Florida State just missed capturing its first relay title in the 400 medley relay. The quarter of Romy Altmann (Cape Town, South Africa), Brick, Breen and Carrie Ellis (Valrico, Fla.) broke the school record with a a second-place NCAA “B” time 3:40.93.
“We drew a blank in the 400 IM, but everything else we scored in and that was real good for us, we learned a lot,” Harper noted. “We know where were at and what we need to do. Our team is confident that we can have a good day tomorrow and see what we can do.”
Having missed the dual meet season, Altmann was going to be a wild card for the Seminoles. The sophomore paid immediate dividends with her performance in the 100 backstroke. Already in the FSU all-time top ten, she moved herself up to number three with an NCAA “B” cut of 55.99 to take fourth. Winning the consolation heat with a season-best time of 57.06 was Breen. Freshman Stacy Rademacher (Charlotte, N.C.) and Kate Skaggs (Jacksonville, Fla.) just missed their career-best with Rademacher hitting the wall at 57.72 to take 14th overall while Skaggs was a slot back at 58.12.
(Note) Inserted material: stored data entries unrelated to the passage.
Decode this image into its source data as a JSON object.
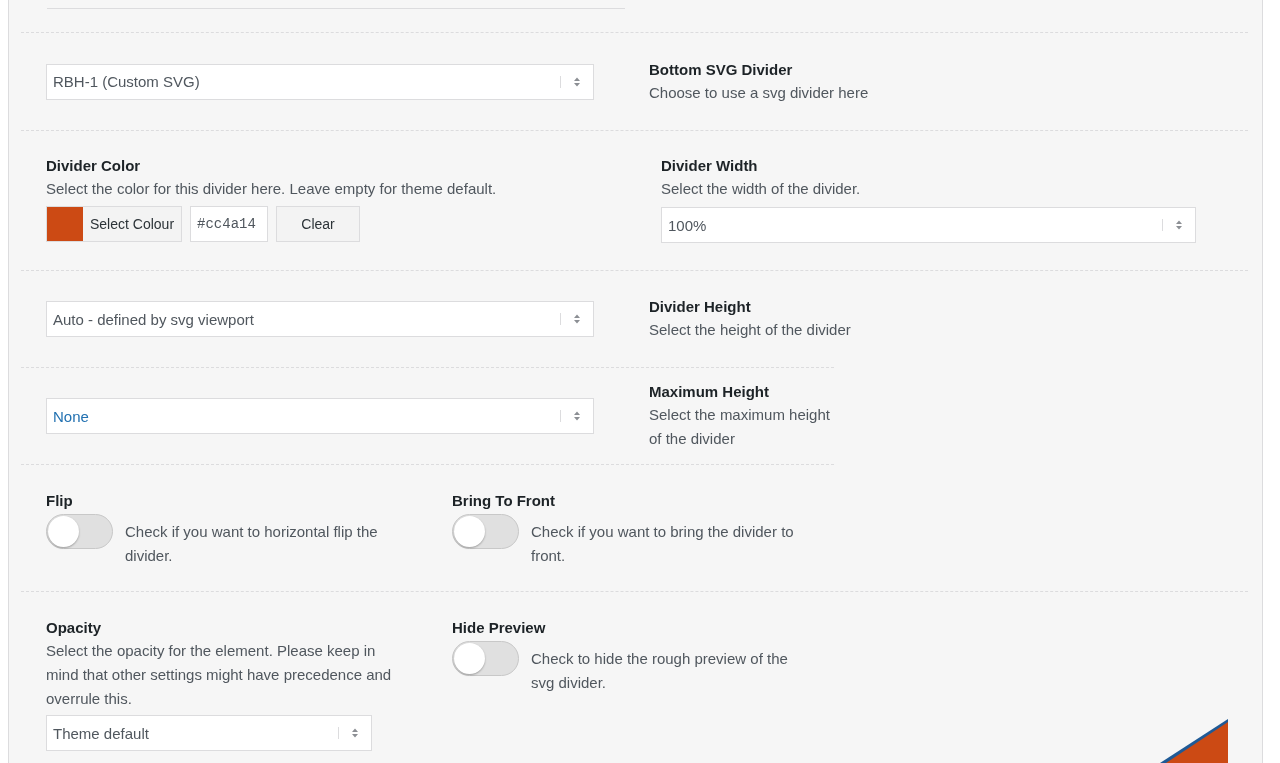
{
  "divider_select": {
    "value": "RBH-1 (Custom SVG)",
    "highlighted": false,
    "title": "Bottom SVG Divider",
    "description": "Choose to use a svg divider here"
  },
  "divider_color": {
    "title": "Divider Color",
    "description": "Select the color for this divider here. Leave empty for theme default.",
    "color": "#cc4a14",
    "button": "Select Colour",
    "value": "#cc4a14",
    "clear": "Clear"
  },
  "divider_width": {
    "title": "Divider Width",
    "description": "Select the width of the divider.",
    "value": "100%",
    "highlighted": false
  },
  "divider_height": {
    "value": "Auto - defined by svg viewport",
    "highlighted": false,
    "title": "Divider Height",
    "description": "Select the height of the divider"
  },
  "maximum_height": {
    "value": "None",
    "highlighted": true,
    "title": "Maximum Height",
    "description": "Select the maximum height of the divider"
  },
  "flip": {
    "title": "Flip",
    "on": false,
    "description": "Check if you want to horizontal flip the divider."
  },
  "bring_to_front": {
    "title": "Bring To Front",
    "on": false,
    "description": "Check if you want to bring the divider to front."
  },
  "opacity": {
    "title": "Opacity",
    "description": "Select the opacity for the element. Please keep in mind that other settings might have precedence and overrule this.",
    "value": "Theme default",
    "highlighted": false
  },
  "hide_preview": {
    "title": "Hide Preview",
    "on": false,
    "description": "Check to hide the rough preview of the svg divider."
  }
}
Earlier in the day Ellis moved herself into the school’s top ten in the 200 freestyle and during the consolation heat on Friday night she hopped over Altmann into eighth with an NCAA “B” time 1:50.70 to place 11th overall. Renee Gajda (Queensland, Australia) improved her season-best mark to 1:51.16 to take 12th, while Altmann hit the wall in 1:53.13 for 16th.
Florida State had three girls in the bonus heat of the 200 free. Sophomore Katie Ronan (Pensacola, Fla.) is only getting better with every swim. Friday night she knocked two and half seconds off the career-best time that she set in the prelims with a 1:51.99 to take second in the heat. Senior Golda Marcus (Coral Springs, Fla.) added a 1:53.23 and Angie Leach (Leesburg, Fla.) posted a 1:55.31.
The final day of competition begins at 11 a.m. on Saturday (February 19) with the preliminary heats of the 200 backstroke, 100 free, 200 breaststroke and 200 butterfly. The finals of the 1,650 freestyle and 400 free relay will be contest during the final session.